Organizações de direitos humanos do mundo inteiro rejubilam-se com a prisão, na Inglaterra, do ex-ditador do Chile. Um número cada vez maior de vozes se levanta para anunciar que este é o prenúncio de uma nova ordem mundial, na qual tribunais internacionais terão competência para julgar e condenar pessoas em qualquer parte do planeta. E festejam isso como um avanço em direção à liberdade, justiça e dignidade da raça humana.
Esquecem-se, porém, que um tal tribunal não será possível sem um enorme poder que o apoie. E quando falo de poder, quero deixar bem claro : poder coercitivo de se fazer obedecer, não o “poder” lamuriento de uma determinação da ONU.
O caso do ex-ditador Pinochet é muito particular; ele não é mais chefe de estado, o Chile não é mais uma ditadura, ele estava fora de seu país e não estava em missão diplomática.
Uma legislação que se pretenda realmente útil, porém, deveria entrar em ação assim que os crimes fossem cometidos, contra tiranos ainda ativos; deveria prevenir atrocidades, e não tentar buscar sua exorcização, vinte e cinco anos depois, na figura de um vilão somente afastado do poder após agir como quis durante quase duas décadas. Senão, teremos uma reles e mesquinha vingança.
Em outras palavras: um tribunal mundial que realmente pretenda proteger qualquer povo de genocídio, tortura e outras violações dos chamados direitos humanos fundamentais tem que poder intervir em qualquer país a qualquer momento. Tem que poder chamar o Clinton para explicar por que bombardeou o Sudão, o Fidel para prestar contas do destino reservado aos dissidentes em Cuba e o Yeltsin para contar quantos chechenos matou. E tem que ter o poder – e o dever! – de prendê-los se os julgar culpados. Menos que isso e teremos uma justiça arbitrária de velho oeste, que de justiça evidentemente tem muito pouco.
Portanto, é preciso que um tal tribunal tenha autonomia e – por que meios for – poder efetivo de ação coercitiva sobre todo o mundo.
Ora, dirão os ativistas, é isso mesmo! Afinal, a justiça é para todos.

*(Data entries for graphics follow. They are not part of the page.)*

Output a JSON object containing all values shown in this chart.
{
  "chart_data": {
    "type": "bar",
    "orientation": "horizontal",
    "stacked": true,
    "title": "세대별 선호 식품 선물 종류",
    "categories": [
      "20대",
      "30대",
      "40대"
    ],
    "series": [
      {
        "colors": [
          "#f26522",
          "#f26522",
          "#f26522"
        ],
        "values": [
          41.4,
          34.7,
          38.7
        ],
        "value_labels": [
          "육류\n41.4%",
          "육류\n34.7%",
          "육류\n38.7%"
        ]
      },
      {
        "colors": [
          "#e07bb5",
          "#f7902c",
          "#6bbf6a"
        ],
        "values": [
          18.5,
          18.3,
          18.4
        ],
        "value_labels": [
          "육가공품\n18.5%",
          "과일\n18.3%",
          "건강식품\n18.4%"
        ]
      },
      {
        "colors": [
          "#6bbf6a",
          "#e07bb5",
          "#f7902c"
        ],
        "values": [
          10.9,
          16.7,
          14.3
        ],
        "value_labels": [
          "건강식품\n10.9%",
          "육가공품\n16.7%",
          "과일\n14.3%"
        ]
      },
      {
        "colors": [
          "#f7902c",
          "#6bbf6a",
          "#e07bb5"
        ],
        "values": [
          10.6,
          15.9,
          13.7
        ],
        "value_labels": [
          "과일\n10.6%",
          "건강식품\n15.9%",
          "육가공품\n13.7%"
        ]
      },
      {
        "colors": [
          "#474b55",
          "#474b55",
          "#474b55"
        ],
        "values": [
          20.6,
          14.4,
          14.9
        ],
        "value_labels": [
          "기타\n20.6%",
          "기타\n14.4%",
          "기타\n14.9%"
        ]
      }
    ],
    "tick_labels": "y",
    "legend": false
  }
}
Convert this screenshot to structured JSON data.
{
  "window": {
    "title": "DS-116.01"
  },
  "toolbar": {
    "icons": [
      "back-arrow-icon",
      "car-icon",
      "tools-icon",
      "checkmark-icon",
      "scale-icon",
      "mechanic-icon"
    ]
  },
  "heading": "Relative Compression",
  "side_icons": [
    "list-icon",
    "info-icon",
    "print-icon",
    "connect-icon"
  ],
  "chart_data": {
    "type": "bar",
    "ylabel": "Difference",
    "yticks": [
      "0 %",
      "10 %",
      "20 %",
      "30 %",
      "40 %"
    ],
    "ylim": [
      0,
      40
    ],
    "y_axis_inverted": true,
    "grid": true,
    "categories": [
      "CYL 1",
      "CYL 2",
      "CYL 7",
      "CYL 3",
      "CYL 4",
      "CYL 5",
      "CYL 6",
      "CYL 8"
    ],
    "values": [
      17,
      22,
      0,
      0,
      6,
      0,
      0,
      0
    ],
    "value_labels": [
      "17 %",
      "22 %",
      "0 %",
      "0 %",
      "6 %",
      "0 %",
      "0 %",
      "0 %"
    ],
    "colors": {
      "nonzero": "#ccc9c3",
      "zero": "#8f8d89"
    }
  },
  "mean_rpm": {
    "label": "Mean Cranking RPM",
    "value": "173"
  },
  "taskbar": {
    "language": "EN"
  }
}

Digam-me, porém: por que é que o Pinochet não foi julgado e condenado no próprio Chile? Afinal, ele contrariou, antes de mais nada, as leis chilenas. A questão é que a justiça formal não é realizada pela mão divina que desce miraculosamente do céu. Ela só é possível através do exercício do poder. E, sendo Pinochet o poder máximo no Chile, é claro que não permitiu que este fosse usado contra si mesmo. É preciso que isso fique bem claro. Sem um poder esmagador, irresistível, não há possibilidade de haver julgamentos e condenações. Esse poder, no Chile, era Pinochet. Pinochet julgava a todos e não era julgado por ninguém.
Exatamente como ocorreria com um tribunal internacional.
Com vários agravantes, porém. Noticia-se que por ação direta do governo de Pinochet, aproximadamente três mil pessoas foram mortas. Muitas, muitas mais, porém, conseguiram deixar o país e ir viver no resto do mundo. E sobreviveram. O mesmo ocorreu em Cuba, na China, no Brasil, e para citar o exemplo clássico, na Alemanha nazista.
Pois bem, isso foi possível porque temos países diferentes, com culturas diferentes, leis diferentes, e histórias diferentes. É justamente esse equilíbrio de forças que garante um certo grau básico de liberdade a cada ser humano do planeta. No mundo atual, nossas culturas, economias e estruturas políticas tornam absolutamente inviável que um tirano assuma o controle de todo o planeta; estamos livres da ameaça de uma ditadura mundial à la Pinochet.
É realmente irônico que as pessoas perseguidas por regimes de força clamem, lutem, bradem por mais estruturas concentradoras de poder ao invés de menos. Elas têm a ilusão de que os tribunais mundiais serão compostos por anjos e santos, que agirão infalivelmente enviando os vilões de carteirinha para queimar eternamente no fogo do inferno. Deveriam, ao invés disso, pensar em para onde teriam se exilado se o Chile fosse o mundo inteiro.